The other girl is “told” she is perfect. Her family places her on that proverbial pedestal. They (usually a parent in this case, and not a sibling) tell her she can achieve whatever she wants. She hears them share examples of her accomplishments with others. She feels the hint of exaggeration and undeserved accolade, but risks embarrassment if she disputes the “files” of proof being presented. Pleasing her family begins to take more effort, and their praise adds pressure. To onlookers, her success seems effortless, and she fights to keep up appearances. She doesn’t trust parental approval to survive one of her mistakes. Others are blamed for her failures, and when no one investigates, she feels relief rather than guilt. Little failures are buried beneath new achievements, but not forgotten. Bigger failures lead to both mental and physical exhaustion, but quitting isn’t an option for her. What was intended as encouragement just gave root to imposter syndrome.

Clance and Imes made an omission in their article. I think it was probably a purposeful omission. They undoubtedly discussed it before the work was submitted for publication. What about the little girl who internalized both lies? Is that even possible? Oh well…that’s a question for another day.

Right now, the sun is shining. It’s beginning to look like spring, and I’ve been sitting in front of a computer all day. I’m not feeling the need to prove myself as a writer or impress anyone with more words, so I think I’ll go open the front door, take about three deep breaths, and see what happens next.

 

In case you haven’t archived old copies of Psychotherapy, Research and Practice (Volume 15. #3. Fall 1978), you can find the Clance and Imes article on the internet. It’s titled: The Imposter Phenomenon in High Achieving Women: Dynamics and Therapeutic Intervention.
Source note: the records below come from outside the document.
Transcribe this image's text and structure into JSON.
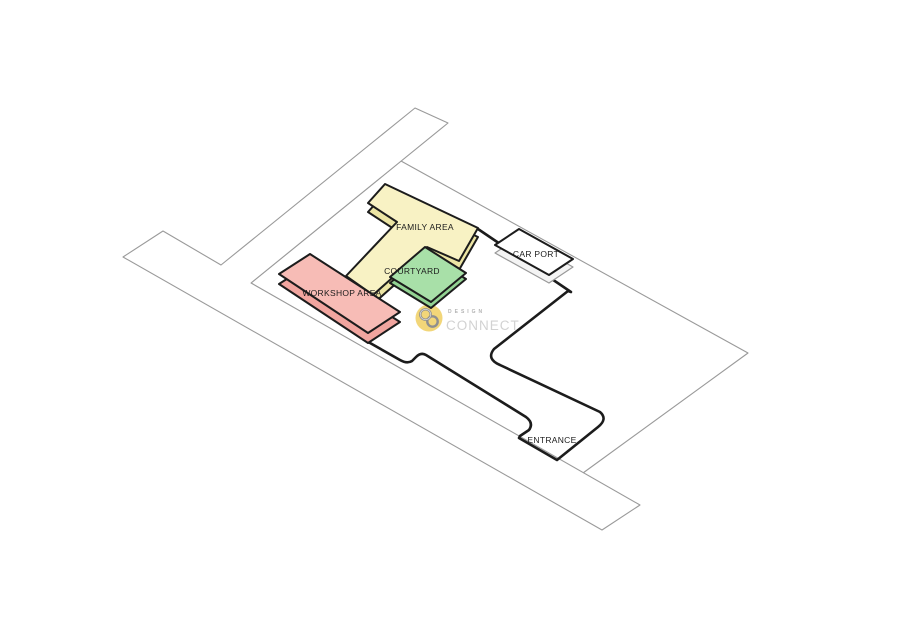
{
  "diagram": {
    "type": "axonometric-site-plan",
    "areas": {
      "family": {
        "label": "FAMILY AREA",
        "fill": "#f8f2c4",
        "side": "#ece5a4"
      },
      "courtyard": {
        "label": "COURTYARD",
        "fill": "#a8e0a8",
        "side": "#93d393"
      },
      "workshop": {
        "label": "WORKSHOP AREA",
        "fill": "#f7bcb6",
        "side": "#f1a59f"
      },
      "carport": {
        "label": "CAR PORT",
        "fill": "#ffffff",
        "side": "#f4f4f4"
      },
      "entrance": {
        "label": "ENTRANCE"
      }
    },
    "watermark": {
      "brand_top": "DESIGN",
      "brand_bottom": "CONNECT",
      "badge_color": "#f2d679",
      "glyph_color": "#8f8f8f",
      "glyph": "interlocked-rings"
    },
    "colors": {
      "background": "#ffffff",
      "plot_outline": "#1c1c1c",
      "boundary_line": "#9a9a9a",
      "label_text": "#1c1c1c"
    }
  }
}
One thought on “Imposter Syndrome: Guarding Lies and Keeping Secrets

  1. Wow Rita…. this is powerful!!! I think you touched a core into many lives with the profound words so adequately written. I see me. I see who I perceived myself to be as a child and what I want others to think of me …. and then I see who I really am…. I think. One of my favorite sayings is “You have to possess what you profess.” May God’s richest blessings overtake you and grant you more opportunity to share what God has so richly given you.